FIG 10 — Atomic-force microscopy images of the plasma-treated biofilms. The left panels show topographical images from the top of the biofilm layer, and the right panels show error signal images of the same section. (A) Control; (B and C) plasma treatment times of 120 s (B) and 300 s (C). The images were taken in contact mode with a cantilever spring constant (k) of 0.1 to 0.6 N/m² and a frequency of 0.4 Hz, the set point at 8 N/m², and an area of 20 μm².

DISCUSSION

Since the invention of nonthermal plasma sources operating at atmospheric pressure, a large number of studies dealing with the effects of plasma itself (direct mode) and its effluents (indirect mode) on pathogens or living tissue have been published (37 –41). However, much less is known about the treatment of living biofilms with nonthermal plasma sources. Koban et al. treated 48-h-old C. albicans biofilms on titanium discs with different plasma sources and were able to detect an RF of 0.5 after 300 s of treatment with the RFPJ at a distance of 0.7 mm with an argon gas flow of 5 standard liters per minute (slm) (42). Gorynia et al. used the same experimental setup at a distance of 10 mm for 72-h-grown Streptococcus sanguinis biofilms on titanium discs and could also demonstrate an RF of 0.58 after 180 s of plasma treatment (43).

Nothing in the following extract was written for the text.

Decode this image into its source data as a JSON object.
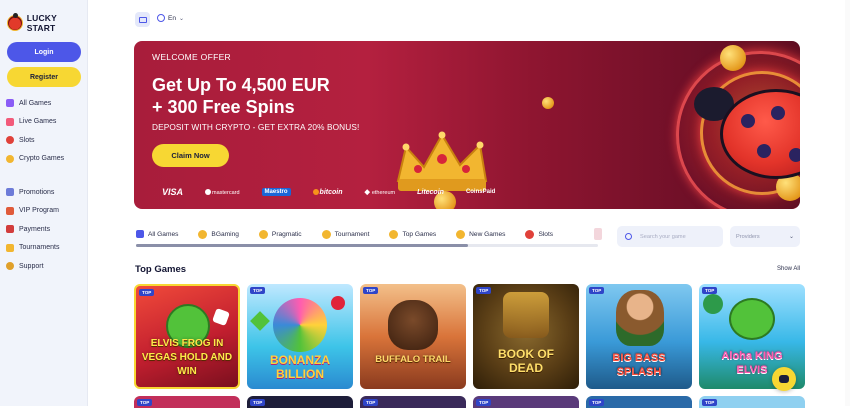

In contrast to these results, we obtained an RF of 1.1 after just 60 s of plasma treatment. Although the same plasma source was used, the experimental setups were different. It is therefore difficult to compare our values with those from the studies previously mentioned. In our study, e.g., no titanium discs were used for cultivation, but C. albicans was grown directly on coated 96-well plates. Furthermore, a distance of 18 mm from the nozzle to the biofilm was selected. Despite the greater distance, we were able to detect a temperature of 54°C directly in the biofilm after 180 s of plasma treatment with the RFPJ in the same experimental setup. However, our results indicated that the increased temperature has no significant influence on the biofilms (Fig. 3 and 4). Moravsky et al. treated C. albicans with a radiofrequency plasma jet and were able to achieve a reduction of 65.2% after 30 s of plasma treatment and up to 99.6% after 60 s of plasma treatment using the XTT assay (44). These results show that the efficiency of our plasma treatment of eukaryotic pathogens is comparable to those reported in other publications. The inactivation of the cells after plasma treatment was proven by different experimental approaches. Counting of CFUs was used to test the proliferation ability of treated cells, fluorescence Live/Dead assay was employed to monitor the vitality of the cells, and an XTT assay was used to investigate the plasma effect on cellular metabolism. Using these three complementary methods ensured that the inactivation of the biofilms by the plasma treatment was indeed reliable (45).

Recent studies dealing with the treatment of C. albicans biofilms with RFPJ demonstrated an inactivation of cells exclusively in the area of plasma effluents. However, most of these studies did not investigate the three-dimensional inactivation effects within the biofilm. Pei et al. reported the inactivation of a 25.5-μm-thick biofilm of Enterococcus faecalis after treatment with a handheld air plasma jet (46). Here, the authors demonstrated a complete inactivation of the whole biofilm after 300 s of treatment. Delben et al. also showed an influence of plasma treatment with an atmospheric pressure plasma jet (APPJ) on three-dimensional biofilms of C. albicans (47). However, both of these studies used a different plasma source and a generally different experimental setup. It is well known that the biofilm thickness, the microorganism, the treatment conditions, and the gas used play a predominant role in microbial inactivation.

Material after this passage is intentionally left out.